Hayır, hayvanların bedensel, insanların ise hem bedensel hem zihinsel olarak sarf ettikleri efor sonrası ortaya çıkan fizyolojik neticeyi kastetmiyorum.
Binalarda, onu ayakta tutsun diye, veya fabrikaların üretim bantlarında kullanılan demir var ya; işte onun yorgunluğu mevzumuz.
Evet kastettiğim Metal yorgunluğu.
Oradan paradigmaya yumuşak bir geçiş deneyeceğiz.
Biliriz ki zaman her şeyi yavaş yavaş eskiterek yorar ve aşındırır. Tabiattaki ve fizikteki kurallar da genellikle sosyal normlara örneklik teşkil ederler.
...
Metal yorgunluğunun aşamaları şunlar;
1. Üzerindeki yapının dayanılmaz ağırlığı, eğriliği ve zaman unsuru baskı yapıp metalde çatlaklara yol açar
2. Ağırlık ve eğrilik kalkmaz ya da aynı oranda baskı devam edip zaman da akmayı sürdüreceğine göre çatlaklar ilerler ve derinleşir
3. Kırılma, kopma ve yıkılma son aşamadır; Restore edilmez veya daha dayanıklı başka bir metal, yıprananın yerine ikâme edilmezse kaçınılmaz sonuçtur.

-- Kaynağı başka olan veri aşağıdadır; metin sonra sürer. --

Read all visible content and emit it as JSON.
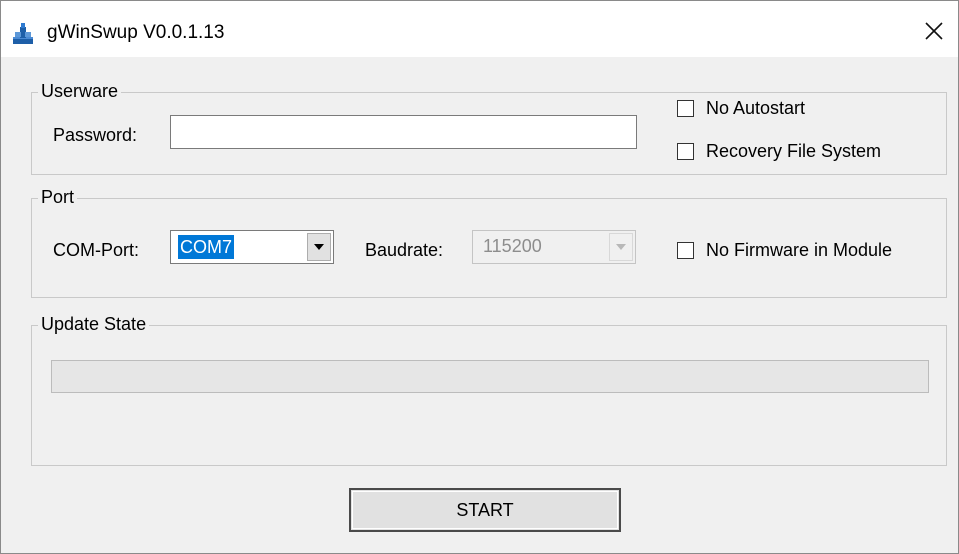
{
  "window": {
    "title": "gWinSwup V0.0.1.13"
  },
  "icons": {
    "app": "gripper-arm-icon",
    "close": "close-x-icon",
    "dropdown": "chevron-down-icon"
  },
  "userware": {
    "legend": "Userware",
    "password_label": "Password:",
    "password_value": "",
    "no_autostart_label": "No Autostart",
    "no_autostart_checked": false,
    "recovery_label": "Recovery File System",
    "recovery_checked": false
  },
  "port": {
    "legend": "Port",
    "com_label": "COM-Port:",
    "com_value": "COM7",
    "baud_label": "Baudrate:",
    "baud_value": "115200",
    "no_firmware_label": "No Firmware in Module",
    "no_firmware_checked": false
  },
  "update_state": {
    "legend": "Update State",
    "progress": 0
  },
  "start_button": {
    "label": "START"
  }
}
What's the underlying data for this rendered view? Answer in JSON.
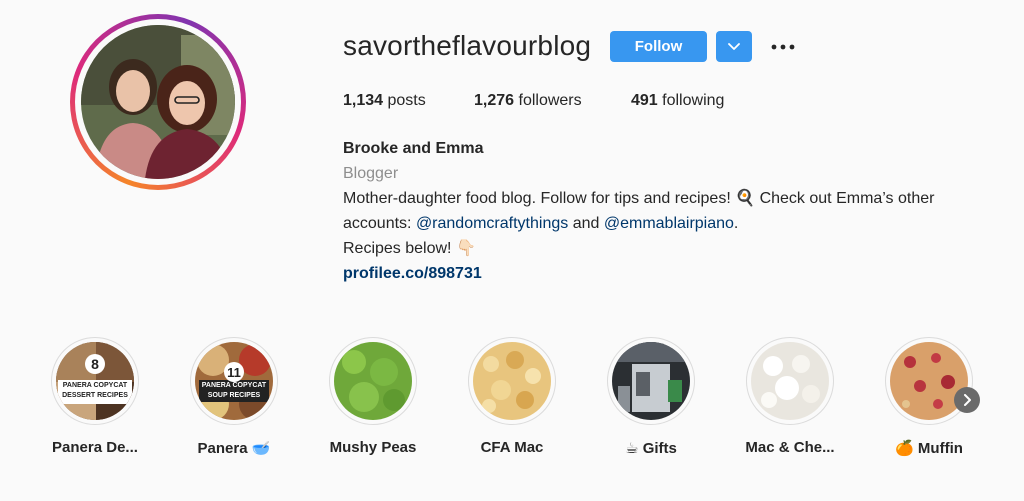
{
  "profile": {
    "username": "savortheflavourblog",
    "follow_label": "Follow",
    "stats": {
      "posts_count": "1,134",
      "posts_label": "posts",
      "followers_count": "1,276",
      "followers_label": "followers",
      "following_count": "491",
      "following_label": "following"
    },
    "bio": {
      "name": "Brooke and Emma",
      "category": "Blogger",
      "line1": "Mother-daughter food blog. Follow for tips and recipes! 🍳 Check out Emma’s other",
      "line2_prefix": "accounts: ",
      "mention1": "@randomcraftythings",
      "line2_mid": " and ",
      "mention2": "@emmablairpiano",
      "line2_suffix": ".",
      "line3": "Recipes below! 👇🏻",
      "link": "profilee.co/898731"
    }
  },
  "highlights": [
    {
      "label": "Panera De...",
      "badge": "8",
      "caption": "PANERA COPYCAT DESSERT RECIPES"
    },
    {
      "label": "Panera 🥣",
      "badge": "11",
      "caption": "PANERA COPYCAT SOUP RECIPES"
    },
    {
      "label": "Mushy Peas"
    },
    {
      "label": "CFA Mac"
    },
    {
      "label": "☕ Gifts"
    },
    {
      "label": "Mac & Che..."
    },
    {
      "label": "🍊 Muffin"
    }
  ],
  "colors": {
    "accent": "#3897f0",
    "link": "#00376b",
    "muted": "#8e8e8e"
  }
}
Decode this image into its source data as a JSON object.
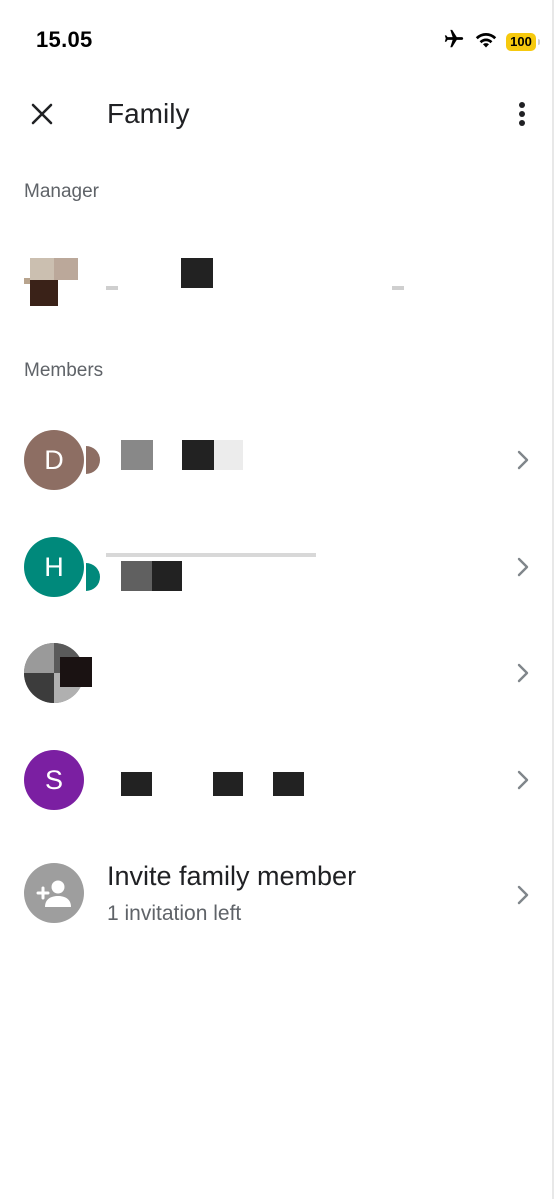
{
  "status_bar": {
    "time": "15.05",
    "battery": "100",
    "icons": [
      "airplane-icon",
      "wifi-icon",
      "battery-icon"
    ]
  },
  "header": {
    "title": "Family",
    "icons": [
      "close-icon",
      "more-vert-icon"
    ]
  },
  "sections": {
    "manager_label": "Manager",
    "members_label": "Members"
  },
  "members": [
    {
      "initial": "D",
      "color": "#8d6e63"
    },
    {
      "initial": "H",
      "color": "#00897b"
    },
    {
      "initial": "",
      "color": "#9e9e9e"
    },
    {
      "initial": "S",
      "color": "#7b1fa2"
    }
  ],
  "invite": {
    "title": "Invite family member",
    "subtitle": "1 invitation left",
    "icon": "add-person-icon",
    "icon_bg": "#9e9e9e"
  }
}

Aslında yaşadıklarımız doğmak, yaşamak/yaşlanmak ve ölmek gibi tüm fiziksel ve sosyal alanlarda bundan ibaret.
Günümüzdeki neredeyse bütün hakim paradigmalar, metal yorgunluğu benzeri bir “yorgunluk“ içerisindeler. Bir çok alanda çatlaklar oluşmuş hatta bazı alanlarda ikinci aşama olan yarılmalar derinleşip ilerlemekte.

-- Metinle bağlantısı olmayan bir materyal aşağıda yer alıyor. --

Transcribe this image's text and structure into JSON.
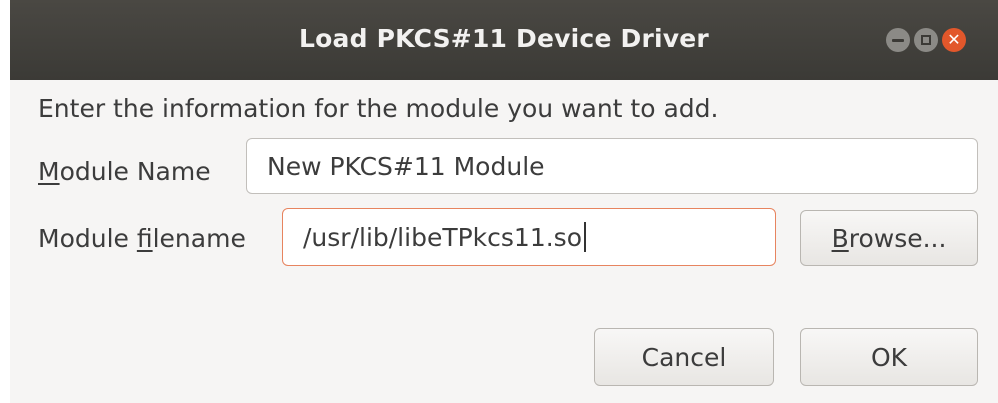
{
  "window": {
    "title": "Load PKCS#11 Device Driver"
  },
  "dialog": {
    "instruction": "Enter the information for the module you want to add.",
    "module_name_label_mnemonic": "M",
    "module_name_label_rest": "odule Name",
    "module_name_value": "New PKCS#11 Module",
    "module_filename_label_prefix": "Module ",
    "module_filename_label_mnemonic": "f",
    "module_filename_label_rest": "ilename",
    "module_filename_value": "/usr/lib/libeTPkcs11.so",
    "browse_mnemonic": "B",
    "browse_rest": "rowse...",
    "cancel_label": "Cancel",
    "ok_label": "OK"
  },
  "colors": {
    "titlebar": "#3b3a36",
    "close_button": "#e2572b",
    "focus_border": "#e7845f",
    "dialog_background": "#f6f5f4"
  },
  "icons": {
    "minimize": "minimize-icon",
    "maximize": "maximize-icon",
    "close": "close-icon"
  }
}
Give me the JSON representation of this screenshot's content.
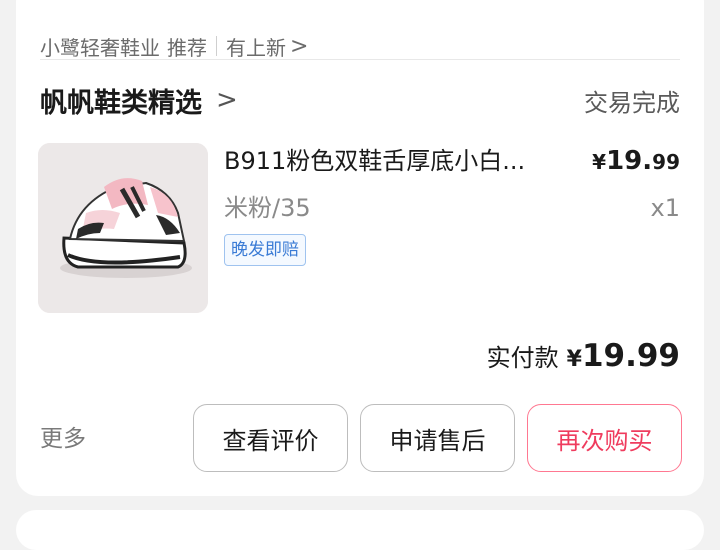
{
  "header": {
    "store_line": "小鹭轻奢鞋业",
    "recommend": "推荐",
    "new_arrivals": "有上新",
    "chevron": ">"
  },
  "shop": {
    "name": "帆帆鞋类精选",
    "chevron": ">",
    "status": "交易完成"
  },
  "product": {
    "title": "B911粉色双鞋舌厚底小白...",
    "price_currency": "¥",
    "price_int": "19.",
    "price_dec": "99",
    "variant": "米粉/35",
    "quantity": "x1",
    "badge": "晚发即赔",
    "thumb_icon": "sneaker-image"
  },
  "total": {
    "label": "实付款",
    "currency": "¥",
    "amount": "19.99"
  },
  "actions": {
    "more": "更多",
    "review": "查看评价",
    "after_sales": "申请售后",
    "rebuy": "再次购买"
  },
  "colors": {
    "accent": "#ef3c5e",
    "badge_blue": "#3a7bd5"
  }
}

Kısaca hâlihazırdaki normatif elbise, artık insanlık bedenine dar geliyor. Çünkü insanlık, insanî hasletleri ile birlikte yerel ya da bölgesel değil bu kez küresel olarak gelişiyor. Fizikteki birleşik kaplar deneyinde olduğu gibi dünyanın ilgisiz ve küçük görünen herhangi bir yerindeki yerel veya bölgesel sabit sorun diğer bölgelerin dengelerini de fiili veya normatif olarak etkileyen likit bir mesele haline geliyor.

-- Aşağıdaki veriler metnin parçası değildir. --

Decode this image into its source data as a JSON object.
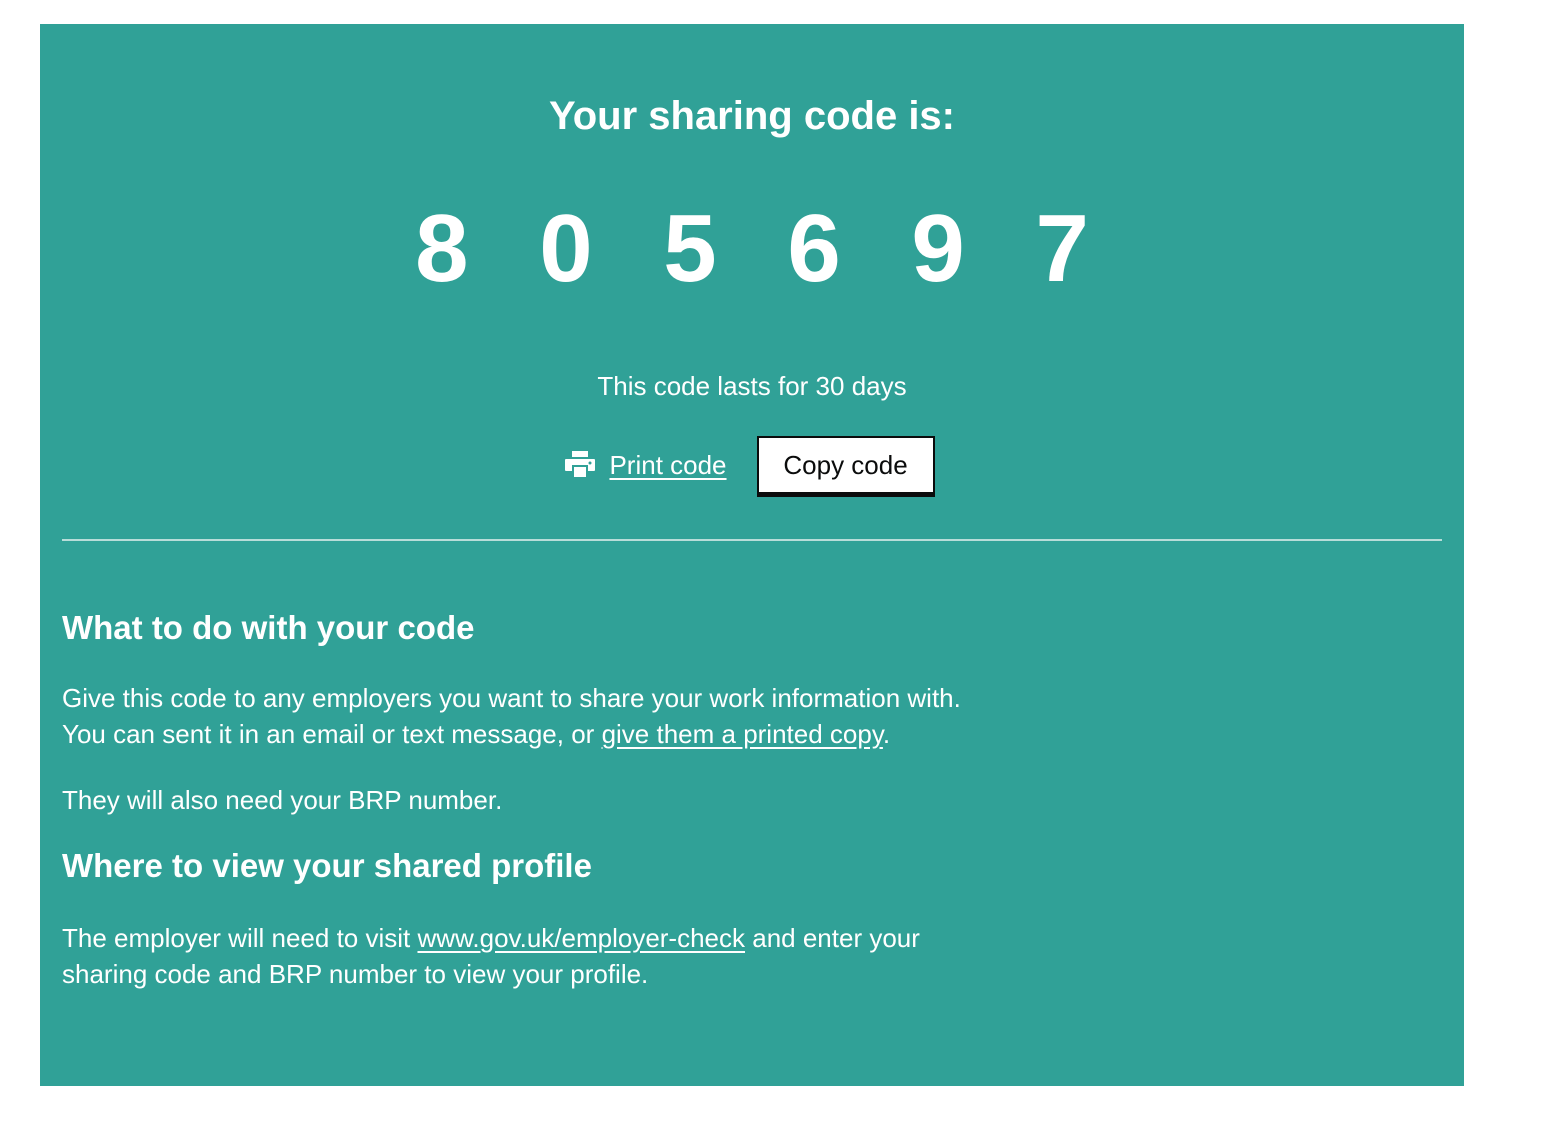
{
  "panel": {
    "background_color": "#30a197"
  },
  "code": {
    "title": "Your sharing code is:",
    "value": "8 0 5 6 9 7",
    "expiry": "This code lasts for 30 days"
  },
  "actions": {
    "print_icon": "printer-icon",
    "print_label": "Print code",
    "copy_label": "Copy code"
  },
  "what_to_do": {
    "heading": "What to do with your code",
    "para1_text": "Give this code to any employers you want to share your work information with. You can sent it in an email or text message, or ",
    "para1_link": "give them a printed copy",
    "para1_end": ".",
    "para2": "They will also need your BRP number."
  },
  "where_to_view": {
    "heading": "Where to view your shared profile",
    "para_start": "The employer will need to visit ",
    "para_link": "www.gov.uk/employer-check",
    "para_end": " and enter your sharing code and BRP number to view your profile."
  }
}
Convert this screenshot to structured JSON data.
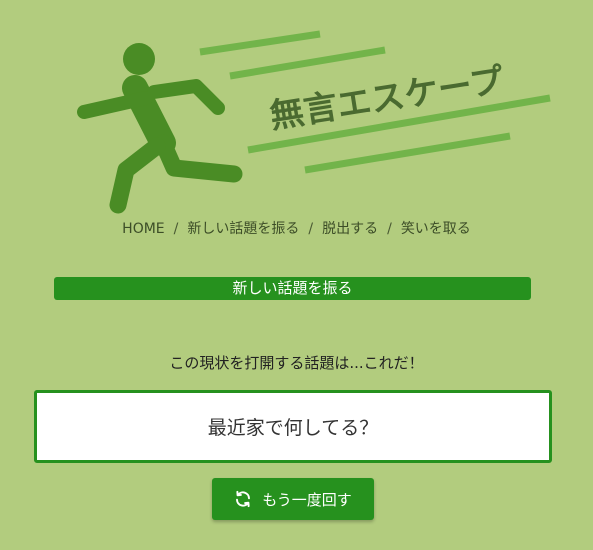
{
  "logo": {
    "title": "無言エスケープ"
  },
  "breadcrumb": {
    "items": [
      "HOME",
      "新しい話題を振る",
      "脱出する",
      "笑いを取る"
    ],
    "separator": "/"
  },
  "section": {
    "title": "新しい話題を振る"
  },
  "intro_text": "この現状を打開する話題は...これだ！",
  "result": {
    "topic": "最近家で何してる？"
  },
  "spin_button": {
    "label": "もう一度回す",
    "icon": "refresh-icon"
  },
  "colors": {
    "background": "#b2cc7e",
    "accent_green": "#26911e",
    "logo_green": "#4a8c25",
    "stripe_green": "#72b44a"
  }
}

Batı topumlarında demokratik yorgunluktan bile söz edilebilir.
Özgürlük çıkışlı Arap Baharı, ekonomi merkezli Avrupa Kışı ve adil paylaşım odaklı Occupy, İşgal eylemlerinin hepsi paradigmadaki yorgunluğun açığa çıkardığı çatlakların belirtileri. Bazı çatlaklar yürüyor. Küresel adaletin hakim olacağı, dip dalga taleplerinin karşılanacağı bir sistem, artık arkaik olmaya yüz tutmuş mevcut yapının yerine ikame edilmezse dünyada kaos ipleri eline alacak.
Elbette değişimlerin gerçekleşmesi zamana yayılacaktır. Ama süre kısaldı.
Hatırlayalım; Mağrip’li çocuklar Paris’i yakmayı denemişlerdi. Ardından Londra’da bir siyahi gencin polis tarafından öldürülmesiyle kalkışma ve ardından yağma olayları yaşanmıştı. Arap Baharı’ndan ve Wall Street’i İşgal hareketinden çok önce Avrupa’nın göbeğinde yaşanan her iki olay da aslında sokaklarda yaşanacakların öncülü ve uyarısı gibi duruyordu. Ancak Avrupalı devlet adamları bunu okuyamadılar.
Batı’daki İktisadi kriz siyasi krizleri de tetiklemeye başladı.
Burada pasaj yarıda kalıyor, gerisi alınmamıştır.